Wednesday, November 3, 2010

Performance of Message Patterns

I've been faced with a dilemma in distributed processing.  I have a "client" process that needs to send a message to several servers.  The servers contain a versioning service that stamps a version on each message for concurrency management, but the client doesn't have this service.  Each of the servers must end up having the same version number for the message.  And it must be blindingly fast.

Either the servers are going to have to talk to each other to agree on a version for the message or some other trick is going to have to be used.

The simplest approach is to send a request to one of the servers to get a version number and then send the version out with the message to all of the servers in parallel.  This is nice because the message can be serialized to the network in parallel and there are mechanisms in place that will do this very quickly.

Here's a diagram of the first scenario.  If any of the diagrams are hard to read, you can click on it to see a larger image.


Instead of sending a request for a version to the first server, the client could send the message and expect a version number in response.  It could then add this to the message and send it to the other servers.  This would require multiple serialization of the message to on-wire format, but might be faster for small messages.


Another approach is to delegate the sending of the message to one of the servers ("one hop messaging").  The client sends the message to one of the servers and it, in turn, sends the message to the other servers after adding a version stamp to it.  This also requires some level of extra serialization since the client must write the message to the network and then the selected server must forward the message to the other servers over the network.
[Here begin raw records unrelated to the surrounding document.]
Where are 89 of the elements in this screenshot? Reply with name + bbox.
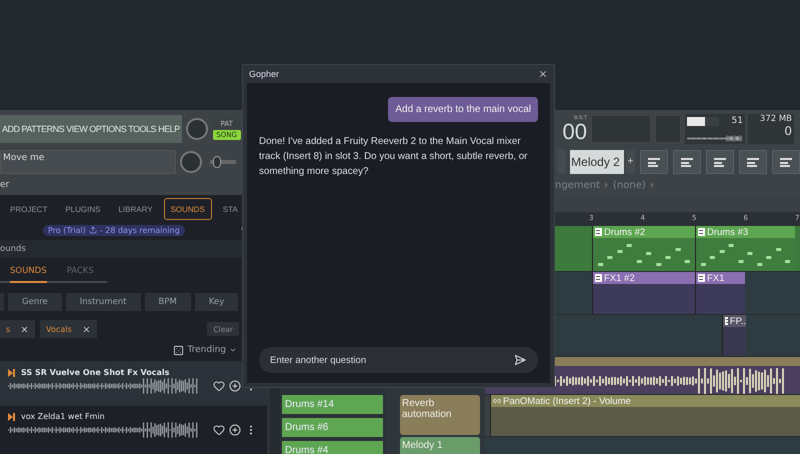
pattern-clip[interactable]: Drums #4 bbox=[282, 441, 383, 454]
pattern-icon bbox=[595, 274, 602, 282]
pattern-selector[interactable]: Melody 2 bbox=[570, 150, 624, 174]
clip-label: FX1 #2 bbox=[604, 272, 635, 284]
track-header[interactable]: Melody 1 bbox=[400, 437, 480, 454]
clip-label: PanOMatic (Insert 2) - Volume bbox=[503, 396, 631, 406]
dialog-title: Gopher bbox=[249, 69, 280, 79]
list-icon bbox=[779, 156, 793, 168]
pattern-icon bbox=[725, 317, 728, 325]
heart-icon[interactable] bbox=[213, 424, 225, 436]
caret-icon bbox=[605, 182, 608, 188]
list-icon bbox=[713, 156, 727, 168]
list-icon bbox=[647, 156, 661, 168]
menu-item[interactable]: TOOLS bbox=[128, 124, 156, 134]
pattern-clip[interactable]: Drums #14 bbox=[282, 395, 383, 414]
browser-tab[interactable]: SOUNDS bbox=[164, 198, 212, 220]
sample-name: vox Zelda1 wet Fmin bbox=[21, 412, 105, 421]
menu-item[interactable]: PATTERNS bbox=[22, 124, 64, 134]
clip-label: Drums #3 bbox=[707, 226, 748, 238]
close-icon[interactable] bbox=[538, 69, 548, 79]
sample-clip[interactable]: FP.. bbox=[722, 315, 746, 356]
dice-icon[interactable] bbox=[173, 344, 184, 356]
chevron-down-icon bbox=[229, 346, 237, 354]
pattern-icon bbox=[595, 228, 602, 236]
filter-button[interactable]: Genre bbox=[8, 293, 62, 311]
heart-icon[interactable] bbox=[213, 380, 225, 392]
polyphony-reading: 0 bbox=[784, 124, 792, 138]
browser-tab[interactable]: PROJECT bbox=[3, 198, 54, 220]
trial-badge: Pro (Trial) - 28 days remaining bbox=[43, 224, 185, 236]
automation-clip[interactable]: PanOMatic (Insert 2) - Volume bbox=[490, 395, 800, 436]
fx-clip[interactable]: FX1 #2 bbox=[592, 272, 695, 314]
drums-clip[interactable]: Drums #2 bbox=[592, 226, 695, 271]
assistant-message: Done! I've added a Fruity Reeverb 2 to the Main Vocal mixer track (Insert 8) in slot 3. Do you want a short, subtle reverb, or something more spacey? bbox=[259, 135, 528, 180]
track-header[interactable]: Reverb automation bbox=[400, 395, 480, 435]
caret-icon bbox=[650, 182, 654, 188]
filter-chip[interactable]: Vocals bbox=[40, 320, 97, 338]
sample-name: SS SR Vuelve One Shot Fx Vocals bbox=[21, 368, 170, 377]
pattern-icon bbox=[698, 228, 705, 236]
send-icon[interactable] bbox=[514, 354, 526, 366]
close-icon bbox=[20, 324, 30, 334]
slider-thumb[interactable] bbox=[212, 156, 221, 168]
clip-label: FP.. bbox=[730, 316, 746, 326]
filter-button[interactable]: BPM bbox=[144, 293, 191, 311]
add-icon[interactable] bbox=[229, 424, 241, 436]
breadcrumb-item[interactable]: (none) bbox=[613, 180, 646, 190]
clip-label: Drums #2 bbox=[604, 226, 646, 238]
breadcrumb-item[interactable]: ngement bbox=[555, 180, 600, 190]
add-icon[interactable] bbox=[229, 380, 241, 392]
list-icon bbox=[746, 156, 760, 168]
sort-dropdown[interactable]: Trending bbox=[187, 345, 237, 355]
filter-button[interactable]: Key bbox=[194, 293, 238, 311]
list-icon bbox=[680, 156, 694, 168]
play-icon[interactable] bbox=[8, 368, 15, 376]
menu-item[interactable]: OPTIONS bbox=[89, 124, 126, 134]
pattern-clip[interactable]: Drums #6 bbox=[282, 418, 383, 437]
link-icon bbox=[493, 397, 501, 405]
add-pattern-button[interactable]: + bbox=[626, 150, 635, 174]
sample-row[interactable]: SS SR Vuelve One Shot Fx Vocals bbox=[0, 361, 267, 405]
question-field[interactable]: Enter another question bbox=[259, 347, 538, 373]
menu-item[interactable]: VIEW bbox=[66, 124, 88, 134]
browser-tab[interactable]: STA bbox=[216, 198, 245, 220]
toolbar-button[interactable] bbox=[739, 150, 767, 174]
fx-clip[interactable]: FX1 bbox=[695, 272, 745, 314]
memory-reading: 372 MB bbox=[760, 114, 792, 124]
browser-tab[interactable]: PLUGINS bbox=[58, 198, 108, 220]
toolbar-button[interactable] bbox=[640, 150, 668, 174]
section-title: ounds bbox=[0, 244, 26, 254]
browser-tab[interactable]: LIBRARY bbox=[111, 198, 160, 220]
browser-title: er bbox=[0, 180, 10, 190]
menu-item[interactable]: ADD bbox=[2, 124, 20, 134]
time-display: 00 bbox=[562, 121, 587, 143]
play-icon[interactable] bbox=[8, 412, 15, 420]
filter-button[interactable]: Instrument bbox=[66, 293, 141, 311]
drums-clip[interactable]: Drums #3 bbox=[695, 226, 795, 271]
user-message: Add a reverb to the main vocal bbox=[388, 97, 538, 122]
pattern-icon bbox=[698, 274, 705, 282]
hint-bar: Move me bbox=[0, 150, 176, 174]
sub-tab[interactable]: SOUNDS bbox=[10, 264, 47, 283]
toolbar-button[interactable] bbox=[772, 150, 800, 174]
knob[interactable] bbox=[180, 150, 202, 172]
filter-chip[interactable]: s bbox=[0, 320, 36, 338]
sub-tab[interactable]: PACKS bbox=[66, 264, 94, 283]
knob[interactable] bbox=[186, 118, 208, 140]
clip-label: FX1 bbox=[707, 272, 724, 284]
toolbar-button[interactable] bbox=[673, 150, 701, 174]
cpu-reading: 51 bbox=[732, 116, 743, 126]
menu-item[interactable]: HELP bbox=[158, 124, 180, 134]
close-icon bbox=[82, 324, 91, 334]
toolbar-button[interactable] bbox=[706, 150, 734, 174]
We can simplify the acknowledgment scheme by having each server send an ack directly back to the client instead of piping them through Server1.  This would cause context switching in the client, but might be better than funneling the acks through Server1.


Yet another approach is to have the client send the message to all of the servers and include a tag that selects one of the servers to supply the version tag.  After the selected server (Server1 in the diagram below) receives the message it stamps it with a version and then sends that version to the other servers.  The other servers wait for the version number before accepting the message.  This, too, requires extra context switching because the other servers have to wait for a signal that the version number has been received.



I wrote a program to simulate these different approaches to see how they compared.  Like the diagrams, I used a client and three servers running on a fairly large and fast Linux computer.


The payload column shows the size of message that was used in each test run, and each column shows how many seconds it took the approch to handle 1 million messages.  The "no versioning" column is a base-line that shows the performance of simple send-with-acknowledgement messaging.


The results were a little surprising to me.  I had expected the last approach, where the client sends the message to all servers and  they wait for one to send a version number, to have the best performance.  Instead, all but one of them converge to the same performance level when messages reach 10,000 bytes in size.  At this level they are only moving about 70mb of data through the system per second, so they aren't being throttled by the network, but with the extra synchronization points and context switches CPU was becoming a limiting factor.

The "version request" and "message returns version" scenarios (the first two diagrams above) are clear losers because server2 and server3 do not even see the message until a complete send and response cycle is performed with server1.

The "one hop" scenario had a poor showing because of the long acknowledgement chain, with both server2 and server3 sending their acks to server1.  Server1 has to wait for both acks before it finally sends its own ack back to the client.

The clear winner is the "one hop, ack client" algorithm with servers sending acknowledgements directly to the client.  It even converged with and then passed the base-line "no versioning" scenario at about 3000 bytes/message.